The report said that hospital issuers provided increasing clarity about such risk factors as the impact of the Affordable Care Act in documents as states provided more information about how the program would function. Nonprofit hospitals receive a large amount of funding through federal reimbursements so ACA represented a significant risk.

CDIAC's researchers were cautious about the perils of comparing the different sectors. Hospitals may provide more extensive information on risks, because threats to school district bonds are easier to describe than threats to a hospital's bonds, treasurer's staff said.

"Our position is that the best defense to not disclosing adequately is to develop a clear, thoughtful process and to disclose as clearly as you are able to over multiple processes," a treasurer's staff member said. "This office has a statutory mission to educate borrowers about how to do that."

Though other sectors were extensively reviewed, it was clear the thrust was evaluating nonprofit hospitals. All three of the 28-page report's appendixes focus on details of nonprofit hospital risk disclosures to the exclusion of the other categories, Quateman noted.

The report concludes by expressing the hope that it encourages discussion among issuers and finance professionals to identify opportunities to achieve greater uniformity in disclosing material events.

"Irregularities and variances between OS demonstrate the lack of established standards for disclosure content," according to CDIAC. "Without further guidance from the SEC, it is unclear whether such variance is appropriate.
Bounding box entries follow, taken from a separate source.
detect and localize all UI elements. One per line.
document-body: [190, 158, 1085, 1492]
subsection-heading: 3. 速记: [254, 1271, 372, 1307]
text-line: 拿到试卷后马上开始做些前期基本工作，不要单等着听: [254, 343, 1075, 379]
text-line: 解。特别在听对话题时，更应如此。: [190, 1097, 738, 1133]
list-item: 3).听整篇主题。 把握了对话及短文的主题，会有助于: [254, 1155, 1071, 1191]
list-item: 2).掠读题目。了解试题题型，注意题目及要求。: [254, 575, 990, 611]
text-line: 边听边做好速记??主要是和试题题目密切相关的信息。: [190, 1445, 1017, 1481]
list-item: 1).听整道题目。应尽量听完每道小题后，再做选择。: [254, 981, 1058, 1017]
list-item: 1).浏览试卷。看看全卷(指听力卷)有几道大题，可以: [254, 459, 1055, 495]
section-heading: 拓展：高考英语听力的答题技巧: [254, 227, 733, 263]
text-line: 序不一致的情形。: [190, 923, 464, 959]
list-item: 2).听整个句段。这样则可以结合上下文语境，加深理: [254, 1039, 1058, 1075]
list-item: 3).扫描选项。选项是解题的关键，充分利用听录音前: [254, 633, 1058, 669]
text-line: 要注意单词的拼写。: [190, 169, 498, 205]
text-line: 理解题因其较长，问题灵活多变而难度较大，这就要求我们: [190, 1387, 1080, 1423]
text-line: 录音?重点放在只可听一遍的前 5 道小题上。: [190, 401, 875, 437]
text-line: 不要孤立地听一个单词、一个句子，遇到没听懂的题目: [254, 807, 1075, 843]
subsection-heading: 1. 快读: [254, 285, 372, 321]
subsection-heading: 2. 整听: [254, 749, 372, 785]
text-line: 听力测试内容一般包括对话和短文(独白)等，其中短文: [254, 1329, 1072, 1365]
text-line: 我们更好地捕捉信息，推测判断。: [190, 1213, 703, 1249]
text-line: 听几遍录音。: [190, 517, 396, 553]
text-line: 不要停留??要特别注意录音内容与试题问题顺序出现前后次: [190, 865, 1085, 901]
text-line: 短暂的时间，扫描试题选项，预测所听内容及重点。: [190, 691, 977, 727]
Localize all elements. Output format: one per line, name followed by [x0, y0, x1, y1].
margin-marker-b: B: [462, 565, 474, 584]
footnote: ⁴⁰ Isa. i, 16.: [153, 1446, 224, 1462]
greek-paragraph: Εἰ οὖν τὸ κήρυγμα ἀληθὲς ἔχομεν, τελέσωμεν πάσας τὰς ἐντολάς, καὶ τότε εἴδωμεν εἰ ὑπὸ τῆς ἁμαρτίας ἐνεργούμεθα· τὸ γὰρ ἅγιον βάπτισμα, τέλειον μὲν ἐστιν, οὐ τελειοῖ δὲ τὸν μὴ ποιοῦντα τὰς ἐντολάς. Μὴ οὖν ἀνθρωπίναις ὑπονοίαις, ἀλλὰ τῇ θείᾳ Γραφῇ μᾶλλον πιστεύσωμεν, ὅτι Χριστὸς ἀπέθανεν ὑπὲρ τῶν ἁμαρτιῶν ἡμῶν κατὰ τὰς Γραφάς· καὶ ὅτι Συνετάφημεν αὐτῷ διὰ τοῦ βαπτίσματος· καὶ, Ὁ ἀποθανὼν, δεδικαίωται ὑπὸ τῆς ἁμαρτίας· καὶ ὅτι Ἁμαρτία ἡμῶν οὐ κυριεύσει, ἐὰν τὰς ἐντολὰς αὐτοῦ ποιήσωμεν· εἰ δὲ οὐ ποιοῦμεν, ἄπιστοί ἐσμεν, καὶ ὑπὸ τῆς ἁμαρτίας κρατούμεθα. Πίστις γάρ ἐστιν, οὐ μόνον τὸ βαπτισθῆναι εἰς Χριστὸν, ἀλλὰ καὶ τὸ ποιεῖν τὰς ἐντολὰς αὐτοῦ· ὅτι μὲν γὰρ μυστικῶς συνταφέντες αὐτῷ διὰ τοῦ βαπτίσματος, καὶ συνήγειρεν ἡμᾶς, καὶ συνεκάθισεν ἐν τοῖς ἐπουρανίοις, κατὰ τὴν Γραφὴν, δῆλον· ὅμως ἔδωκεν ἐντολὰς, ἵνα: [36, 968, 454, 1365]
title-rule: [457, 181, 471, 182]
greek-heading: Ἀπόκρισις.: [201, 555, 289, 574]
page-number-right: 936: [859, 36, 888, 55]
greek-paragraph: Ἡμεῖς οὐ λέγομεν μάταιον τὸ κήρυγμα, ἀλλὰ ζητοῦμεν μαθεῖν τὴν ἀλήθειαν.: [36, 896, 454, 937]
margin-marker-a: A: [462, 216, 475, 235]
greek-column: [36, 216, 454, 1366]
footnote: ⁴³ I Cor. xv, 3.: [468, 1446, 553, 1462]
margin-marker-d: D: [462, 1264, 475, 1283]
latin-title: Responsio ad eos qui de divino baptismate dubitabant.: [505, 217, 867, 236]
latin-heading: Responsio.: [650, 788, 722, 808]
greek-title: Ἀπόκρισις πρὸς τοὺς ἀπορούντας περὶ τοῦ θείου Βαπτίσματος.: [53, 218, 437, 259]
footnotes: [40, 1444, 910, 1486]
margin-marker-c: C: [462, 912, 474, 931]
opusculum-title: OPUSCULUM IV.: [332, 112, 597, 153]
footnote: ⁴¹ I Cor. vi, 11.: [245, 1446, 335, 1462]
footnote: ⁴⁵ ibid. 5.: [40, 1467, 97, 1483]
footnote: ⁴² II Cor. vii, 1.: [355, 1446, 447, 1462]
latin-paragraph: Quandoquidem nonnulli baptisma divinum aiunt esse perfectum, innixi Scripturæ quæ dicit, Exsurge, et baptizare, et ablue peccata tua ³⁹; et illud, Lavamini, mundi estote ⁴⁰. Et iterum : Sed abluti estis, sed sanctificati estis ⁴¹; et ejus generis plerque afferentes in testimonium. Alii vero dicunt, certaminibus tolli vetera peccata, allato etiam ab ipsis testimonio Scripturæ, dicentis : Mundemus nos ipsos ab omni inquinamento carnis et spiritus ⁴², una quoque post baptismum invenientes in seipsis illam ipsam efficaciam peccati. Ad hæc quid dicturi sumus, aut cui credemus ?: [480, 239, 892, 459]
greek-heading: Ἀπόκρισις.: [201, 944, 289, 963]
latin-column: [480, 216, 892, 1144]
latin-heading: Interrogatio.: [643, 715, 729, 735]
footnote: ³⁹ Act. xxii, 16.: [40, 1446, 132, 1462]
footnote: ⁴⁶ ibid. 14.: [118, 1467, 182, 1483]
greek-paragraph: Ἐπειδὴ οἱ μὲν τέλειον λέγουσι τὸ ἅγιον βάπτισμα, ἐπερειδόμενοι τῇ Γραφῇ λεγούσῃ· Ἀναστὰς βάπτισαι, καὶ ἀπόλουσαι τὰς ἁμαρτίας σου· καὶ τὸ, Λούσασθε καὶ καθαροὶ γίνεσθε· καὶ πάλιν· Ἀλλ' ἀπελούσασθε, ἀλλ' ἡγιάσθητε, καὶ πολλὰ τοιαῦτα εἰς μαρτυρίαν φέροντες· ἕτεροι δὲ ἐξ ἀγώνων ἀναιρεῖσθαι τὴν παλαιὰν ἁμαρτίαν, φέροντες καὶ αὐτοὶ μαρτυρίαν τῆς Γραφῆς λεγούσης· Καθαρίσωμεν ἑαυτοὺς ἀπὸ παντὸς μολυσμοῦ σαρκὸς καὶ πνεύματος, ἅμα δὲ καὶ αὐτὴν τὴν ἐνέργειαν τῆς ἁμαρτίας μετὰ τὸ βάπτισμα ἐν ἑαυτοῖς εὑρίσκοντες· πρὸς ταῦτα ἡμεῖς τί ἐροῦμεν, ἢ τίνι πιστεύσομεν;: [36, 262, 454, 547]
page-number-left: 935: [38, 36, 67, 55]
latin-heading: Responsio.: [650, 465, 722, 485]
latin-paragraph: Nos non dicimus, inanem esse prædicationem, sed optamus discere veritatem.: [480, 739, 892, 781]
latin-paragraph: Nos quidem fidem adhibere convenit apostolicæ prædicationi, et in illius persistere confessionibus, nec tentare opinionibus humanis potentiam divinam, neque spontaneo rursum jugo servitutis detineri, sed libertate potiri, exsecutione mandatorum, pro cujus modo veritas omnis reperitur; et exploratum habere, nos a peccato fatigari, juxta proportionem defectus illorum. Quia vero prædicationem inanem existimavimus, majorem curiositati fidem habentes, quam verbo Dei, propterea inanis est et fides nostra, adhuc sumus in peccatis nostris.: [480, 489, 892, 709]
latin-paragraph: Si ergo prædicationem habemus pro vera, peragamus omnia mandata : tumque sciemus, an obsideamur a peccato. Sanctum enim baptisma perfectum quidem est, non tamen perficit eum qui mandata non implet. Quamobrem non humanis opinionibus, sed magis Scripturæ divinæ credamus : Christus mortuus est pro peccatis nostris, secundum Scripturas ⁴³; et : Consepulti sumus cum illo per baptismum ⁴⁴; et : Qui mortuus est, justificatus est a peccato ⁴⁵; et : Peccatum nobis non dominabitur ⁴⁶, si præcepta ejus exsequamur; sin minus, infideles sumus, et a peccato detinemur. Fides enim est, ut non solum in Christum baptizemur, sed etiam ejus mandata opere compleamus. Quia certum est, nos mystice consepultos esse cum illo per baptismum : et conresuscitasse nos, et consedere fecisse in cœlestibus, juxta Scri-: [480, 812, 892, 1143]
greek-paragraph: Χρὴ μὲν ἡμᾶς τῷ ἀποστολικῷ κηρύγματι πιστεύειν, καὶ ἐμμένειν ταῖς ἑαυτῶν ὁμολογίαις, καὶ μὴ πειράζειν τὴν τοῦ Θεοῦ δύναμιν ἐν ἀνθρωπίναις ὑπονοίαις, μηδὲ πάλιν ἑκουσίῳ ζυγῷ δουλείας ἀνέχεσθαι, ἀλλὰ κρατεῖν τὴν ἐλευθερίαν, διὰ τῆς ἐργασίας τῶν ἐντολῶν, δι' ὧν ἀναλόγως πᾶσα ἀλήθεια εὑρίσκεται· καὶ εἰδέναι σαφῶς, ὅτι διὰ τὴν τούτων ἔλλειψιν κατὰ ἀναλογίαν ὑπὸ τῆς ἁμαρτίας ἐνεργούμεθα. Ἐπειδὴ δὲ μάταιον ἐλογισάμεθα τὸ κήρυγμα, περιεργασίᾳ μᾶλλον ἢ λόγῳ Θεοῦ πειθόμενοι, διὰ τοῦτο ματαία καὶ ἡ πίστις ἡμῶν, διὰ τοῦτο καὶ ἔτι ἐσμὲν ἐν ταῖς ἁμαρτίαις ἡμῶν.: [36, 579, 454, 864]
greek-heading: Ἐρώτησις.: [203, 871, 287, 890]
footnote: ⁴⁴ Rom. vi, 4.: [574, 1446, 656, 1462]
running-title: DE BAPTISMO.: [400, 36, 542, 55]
Thus, the risks and degree of specificity of financial impact that are provided to investors are often left to the judgment of bond and disclosure counsel."

Quateman said those decisions are really made by the issuer with the guidance of bond counsel, not by the attorneys.

The report found an improvement in disclosure of risk over the period studied.

CDIAC postulated that the reason for the improvement in disclosure of risk over the study period may be market-driven, or stem from regulatory changes, or a change in practices common to those preparing the offering statements.

CDIAC decided to "survey" the content of offering documents, rather than study unreported risks that may have warranted disclosure. As a result, the study authors wrote they cannot conclusively state whether the content of the offering statements was sufficient or not.

The report does recommend more uniformity in disclosure documents, however.